One of my friends tried this. He has installed five or six distributions in a single hard drive.

The first primary partition is for GRUB, and he is able to boot to all the distributions. The second partition is swap. The third partition is an extended partition and each of the distributions are installed into their own logical partitions.

All of the distributions are able to boot and can hibernate. I think you just need to make sure and select the correct distribution after resuming from hibernation.

So, on the basis of his experiment I should say YES this is possible, but I think it can break things. What if distribution 2 wakes up and distribution 1's resume file is using up the swap partition; what's the next thing that's going to happen?
So I, too, agree with all the above posts. Why don't you try to split the swap partitions, rather than taking this huge risk?

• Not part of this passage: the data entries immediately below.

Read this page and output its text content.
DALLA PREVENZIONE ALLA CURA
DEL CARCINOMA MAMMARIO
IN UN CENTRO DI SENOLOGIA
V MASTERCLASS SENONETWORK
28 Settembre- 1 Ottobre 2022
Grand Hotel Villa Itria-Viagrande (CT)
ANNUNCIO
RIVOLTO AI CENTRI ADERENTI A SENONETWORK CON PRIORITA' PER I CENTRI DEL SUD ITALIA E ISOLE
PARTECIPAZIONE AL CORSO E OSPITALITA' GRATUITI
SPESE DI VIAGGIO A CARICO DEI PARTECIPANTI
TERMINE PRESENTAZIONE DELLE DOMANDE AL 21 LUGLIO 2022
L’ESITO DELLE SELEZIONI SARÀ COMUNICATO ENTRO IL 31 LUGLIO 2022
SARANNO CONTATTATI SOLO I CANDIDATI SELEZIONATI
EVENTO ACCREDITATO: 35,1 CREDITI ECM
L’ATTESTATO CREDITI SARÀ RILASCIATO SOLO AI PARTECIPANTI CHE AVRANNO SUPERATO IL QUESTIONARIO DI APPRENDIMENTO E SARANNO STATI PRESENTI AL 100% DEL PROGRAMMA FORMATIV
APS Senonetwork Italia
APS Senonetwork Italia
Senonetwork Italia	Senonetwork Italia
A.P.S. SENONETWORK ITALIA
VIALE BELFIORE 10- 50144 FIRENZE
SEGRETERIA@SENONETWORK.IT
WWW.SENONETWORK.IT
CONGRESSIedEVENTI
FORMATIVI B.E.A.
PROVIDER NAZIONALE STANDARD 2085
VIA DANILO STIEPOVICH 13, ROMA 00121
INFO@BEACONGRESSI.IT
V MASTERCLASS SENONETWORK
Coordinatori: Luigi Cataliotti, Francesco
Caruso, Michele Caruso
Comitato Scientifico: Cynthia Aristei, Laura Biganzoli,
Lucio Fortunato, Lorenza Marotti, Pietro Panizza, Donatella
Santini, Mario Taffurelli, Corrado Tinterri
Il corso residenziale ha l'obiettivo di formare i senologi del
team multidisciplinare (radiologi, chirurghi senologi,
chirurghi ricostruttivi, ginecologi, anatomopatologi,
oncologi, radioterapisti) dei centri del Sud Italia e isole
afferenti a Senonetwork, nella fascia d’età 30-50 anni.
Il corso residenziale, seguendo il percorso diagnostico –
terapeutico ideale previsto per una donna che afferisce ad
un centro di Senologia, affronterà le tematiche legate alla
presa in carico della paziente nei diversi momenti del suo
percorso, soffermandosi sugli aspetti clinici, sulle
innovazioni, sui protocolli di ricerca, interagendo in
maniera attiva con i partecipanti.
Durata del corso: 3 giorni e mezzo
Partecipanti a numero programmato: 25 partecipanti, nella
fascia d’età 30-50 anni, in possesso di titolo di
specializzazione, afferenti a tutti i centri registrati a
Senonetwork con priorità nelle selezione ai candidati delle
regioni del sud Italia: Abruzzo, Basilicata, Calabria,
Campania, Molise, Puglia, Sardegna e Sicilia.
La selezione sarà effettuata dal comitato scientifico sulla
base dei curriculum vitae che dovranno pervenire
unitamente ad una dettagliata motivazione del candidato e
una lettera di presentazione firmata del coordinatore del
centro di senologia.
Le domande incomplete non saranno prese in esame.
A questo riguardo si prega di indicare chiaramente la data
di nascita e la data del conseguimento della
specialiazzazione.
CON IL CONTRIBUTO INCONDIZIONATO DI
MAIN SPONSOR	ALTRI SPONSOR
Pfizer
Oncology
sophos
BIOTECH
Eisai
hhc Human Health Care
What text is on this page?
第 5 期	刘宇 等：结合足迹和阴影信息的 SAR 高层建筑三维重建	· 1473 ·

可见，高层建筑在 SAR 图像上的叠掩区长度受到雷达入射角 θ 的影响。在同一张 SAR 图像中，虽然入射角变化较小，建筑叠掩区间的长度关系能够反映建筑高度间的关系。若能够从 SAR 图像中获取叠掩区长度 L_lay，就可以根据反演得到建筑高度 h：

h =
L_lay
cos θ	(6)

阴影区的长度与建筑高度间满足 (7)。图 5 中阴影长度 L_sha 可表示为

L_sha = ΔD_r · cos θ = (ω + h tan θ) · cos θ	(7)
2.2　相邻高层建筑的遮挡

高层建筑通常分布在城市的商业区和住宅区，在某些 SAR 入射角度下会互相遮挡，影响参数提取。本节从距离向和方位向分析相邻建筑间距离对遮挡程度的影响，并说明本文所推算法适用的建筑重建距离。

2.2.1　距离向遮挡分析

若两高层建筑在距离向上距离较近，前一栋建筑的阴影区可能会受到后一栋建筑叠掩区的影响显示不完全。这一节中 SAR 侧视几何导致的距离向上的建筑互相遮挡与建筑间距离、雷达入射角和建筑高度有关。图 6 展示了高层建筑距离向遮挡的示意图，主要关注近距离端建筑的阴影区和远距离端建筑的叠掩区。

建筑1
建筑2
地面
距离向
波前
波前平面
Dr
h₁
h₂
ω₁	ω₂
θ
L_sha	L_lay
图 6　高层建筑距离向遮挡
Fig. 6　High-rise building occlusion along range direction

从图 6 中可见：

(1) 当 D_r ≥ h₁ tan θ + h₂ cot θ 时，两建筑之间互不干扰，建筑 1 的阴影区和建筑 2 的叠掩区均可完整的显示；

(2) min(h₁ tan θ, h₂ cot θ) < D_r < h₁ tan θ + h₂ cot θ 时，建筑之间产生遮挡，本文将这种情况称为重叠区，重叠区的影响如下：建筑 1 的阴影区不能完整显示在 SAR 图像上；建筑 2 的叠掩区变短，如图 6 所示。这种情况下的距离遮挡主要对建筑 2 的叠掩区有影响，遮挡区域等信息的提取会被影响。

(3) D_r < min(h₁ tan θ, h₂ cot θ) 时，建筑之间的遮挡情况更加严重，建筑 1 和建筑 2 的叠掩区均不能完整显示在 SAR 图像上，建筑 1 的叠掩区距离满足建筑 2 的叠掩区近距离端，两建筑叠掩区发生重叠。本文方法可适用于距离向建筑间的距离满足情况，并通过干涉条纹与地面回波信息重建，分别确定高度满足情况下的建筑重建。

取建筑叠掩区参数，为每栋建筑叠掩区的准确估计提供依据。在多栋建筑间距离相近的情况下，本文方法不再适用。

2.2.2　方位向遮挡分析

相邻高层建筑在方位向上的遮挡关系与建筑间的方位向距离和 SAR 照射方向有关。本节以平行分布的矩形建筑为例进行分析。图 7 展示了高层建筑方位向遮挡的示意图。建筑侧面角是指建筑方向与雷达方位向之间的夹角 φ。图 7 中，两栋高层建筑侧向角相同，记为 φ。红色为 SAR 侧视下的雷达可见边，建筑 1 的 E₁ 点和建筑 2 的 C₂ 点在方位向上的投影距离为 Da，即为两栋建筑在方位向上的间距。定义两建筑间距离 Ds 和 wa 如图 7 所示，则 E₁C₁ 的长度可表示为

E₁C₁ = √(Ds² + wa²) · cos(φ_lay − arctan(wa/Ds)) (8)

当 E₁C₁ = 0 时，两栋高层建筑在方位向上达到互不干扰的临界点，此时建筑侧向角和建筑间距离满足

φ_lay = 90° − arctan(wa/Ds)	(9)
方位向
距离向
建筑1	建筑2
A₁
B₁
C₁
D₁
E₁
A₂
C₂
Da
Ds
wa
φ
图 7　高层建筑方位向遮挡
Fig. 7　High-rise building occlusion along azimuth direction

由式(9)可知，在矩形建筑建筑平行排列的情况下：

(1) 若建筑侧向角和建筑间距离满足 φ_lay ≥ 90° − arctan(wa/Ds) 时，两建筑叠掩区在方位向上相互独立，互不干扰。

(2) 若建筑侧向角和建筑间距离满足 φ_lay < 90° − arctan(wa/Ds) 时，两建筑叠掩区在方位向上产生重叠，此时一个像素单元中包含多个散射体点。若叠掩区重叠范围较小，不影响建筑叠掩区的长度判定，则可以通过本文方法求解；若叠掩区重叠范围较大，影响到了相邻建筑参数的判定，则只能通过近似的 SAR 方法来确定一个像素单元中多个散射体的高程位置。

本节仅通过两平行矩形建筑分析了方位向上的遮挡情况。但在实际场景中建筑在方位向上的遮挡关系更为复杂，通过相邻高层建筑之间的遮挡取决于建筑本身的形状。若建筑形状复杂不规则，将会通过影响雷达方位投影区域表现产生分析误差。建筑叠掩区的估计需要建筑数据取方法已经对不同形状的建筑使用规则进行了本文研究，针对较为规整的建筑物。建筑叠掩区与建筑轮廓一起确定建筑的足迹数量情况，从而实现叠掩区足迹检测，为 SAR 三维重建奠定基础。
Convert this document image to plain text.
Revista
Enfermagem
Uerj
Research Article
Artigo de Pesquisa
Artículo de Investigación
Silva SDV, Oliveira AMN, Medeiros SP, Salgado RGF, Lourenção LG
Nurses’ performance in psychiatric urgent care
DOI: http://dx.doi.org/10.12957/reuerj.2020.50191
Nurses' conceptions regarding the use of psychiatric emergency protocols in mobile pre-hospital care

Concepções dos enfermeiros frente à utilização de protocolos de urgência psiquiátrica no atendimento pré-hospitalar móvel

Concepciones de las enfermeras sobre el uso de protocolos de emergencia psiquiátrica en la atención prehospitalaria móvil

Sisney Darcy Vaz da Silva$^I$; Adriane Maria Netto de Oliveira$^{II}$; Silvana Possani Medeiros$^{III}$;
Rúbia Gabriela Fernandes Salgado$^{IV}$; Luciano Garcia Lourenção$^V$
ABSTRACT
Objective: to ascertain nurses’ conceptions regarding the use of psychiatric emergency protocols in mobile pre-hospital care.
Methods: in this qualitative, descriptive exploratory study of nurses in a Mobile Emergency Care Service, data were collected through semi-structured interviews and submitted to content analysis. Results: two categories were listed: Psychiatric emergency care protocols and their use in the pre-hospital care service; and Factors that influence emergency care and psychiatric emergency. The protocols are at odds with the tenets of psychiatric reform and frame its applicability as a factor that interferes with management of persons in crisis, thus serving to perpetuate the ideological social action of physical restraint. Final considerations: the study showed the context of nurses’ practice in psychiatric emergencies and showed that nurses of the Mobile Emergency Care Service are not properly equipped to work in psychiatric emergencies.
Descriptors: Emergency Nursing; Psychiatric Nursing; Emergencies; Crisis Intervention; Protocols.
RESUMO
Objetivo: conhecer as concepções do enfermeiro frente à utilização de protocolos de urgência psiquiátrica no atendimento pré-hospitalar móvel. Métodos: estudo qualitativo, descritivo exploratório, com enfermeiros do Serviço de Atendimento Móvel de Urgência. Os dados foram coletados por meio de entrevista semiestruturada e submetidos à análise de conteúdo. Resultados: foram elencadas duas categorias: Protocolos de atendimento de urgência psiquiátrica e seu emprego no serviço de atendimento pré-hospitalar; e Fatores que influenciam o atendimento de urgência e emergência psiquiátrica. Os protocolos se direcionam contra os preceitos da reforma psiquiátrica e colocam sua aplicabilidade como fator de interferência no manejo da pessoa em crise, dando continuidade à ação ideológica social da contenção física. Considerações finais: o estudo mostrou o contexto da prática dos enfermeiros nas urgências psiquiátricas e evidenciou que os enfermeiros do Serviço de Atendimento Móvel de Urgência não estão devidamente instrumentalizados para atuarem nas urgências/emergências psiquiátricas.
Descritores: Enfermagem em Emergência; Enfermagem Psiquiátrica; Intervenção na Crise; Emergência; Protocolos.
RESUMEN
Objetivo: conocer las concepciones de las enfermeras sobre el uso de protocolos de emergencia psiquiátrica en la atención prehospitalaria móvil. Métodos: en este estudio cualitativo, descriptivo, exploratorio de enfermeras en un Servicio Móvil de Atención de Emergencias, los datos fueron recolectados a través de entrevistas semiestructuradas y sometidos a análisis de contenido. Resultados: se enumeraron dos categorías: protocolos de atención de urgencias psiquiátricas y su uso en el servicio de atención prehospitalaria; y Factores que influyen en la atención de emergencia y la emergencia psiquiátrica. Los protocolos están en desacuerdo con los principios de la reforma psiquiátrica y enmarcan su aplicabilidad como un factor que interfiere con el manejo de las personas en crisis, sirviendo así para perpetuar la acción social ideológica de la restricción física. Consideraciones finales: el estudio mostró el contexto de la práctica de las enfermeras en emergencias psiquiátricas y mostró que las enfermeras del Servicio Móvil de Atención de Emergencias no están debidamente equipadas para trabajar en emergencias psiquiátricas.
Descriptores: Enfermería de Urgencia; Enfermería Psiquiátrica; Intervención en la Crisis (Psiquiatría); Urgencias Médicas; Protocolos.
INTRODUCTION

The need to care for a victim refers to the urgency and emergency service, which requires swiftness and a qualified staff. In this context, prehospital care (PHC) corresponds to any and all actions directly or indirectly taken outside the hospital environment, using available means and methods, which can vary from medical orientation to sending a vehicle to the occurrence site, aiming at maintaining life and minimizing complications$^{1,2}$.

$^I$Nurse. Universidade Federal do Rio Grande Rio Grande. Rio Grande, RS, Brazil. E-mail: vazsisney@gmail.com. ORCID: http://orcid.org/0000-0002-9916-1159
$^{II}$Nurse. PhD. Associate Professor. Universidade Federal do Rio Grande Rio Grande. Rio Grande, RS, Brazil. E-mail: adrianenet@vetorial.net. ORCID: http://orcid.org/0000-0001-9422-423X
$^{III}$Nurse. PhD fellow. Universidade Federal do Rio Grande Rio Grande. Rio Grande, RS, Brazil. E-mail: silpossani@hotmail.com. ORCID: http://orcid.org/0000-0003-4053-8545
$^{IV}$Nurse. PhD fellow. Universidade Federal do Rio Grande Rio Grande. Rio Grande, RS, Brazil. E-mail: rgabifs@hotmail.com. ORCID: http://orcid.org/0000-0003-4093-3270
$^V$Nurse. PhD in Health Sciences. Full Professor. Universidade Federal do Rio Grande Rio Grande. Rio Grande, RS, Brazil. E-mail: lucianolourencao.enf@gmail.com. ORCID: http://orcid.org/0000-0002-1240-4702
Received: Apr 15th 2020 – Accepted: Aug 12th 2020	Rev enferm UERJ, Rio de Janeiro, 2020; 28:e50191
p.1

  • check the question again: "is it a good idea?" VS "is it possible"
    – tshepang
    Commented Jan 11, 2011 at 14:39
  • this also means you are essentially repeating what @shellholic said
    – tshepang
    Commented Jan 11, 2011 at 14:43
  • @Tshepang: I was actually thinking from the point of its possibility. Its my mistake. Will edit the answer appropriately. Commented Jan 11, 2011 at 14:50
  • Before you respond, check the other answers, to ensure you don't repeat what they said.
    – tshepang
    Commented Jan 11, 2011 at 14:54
  • I never actually Suspend. I really wanted to know if there were other issues I wasn't thinking of.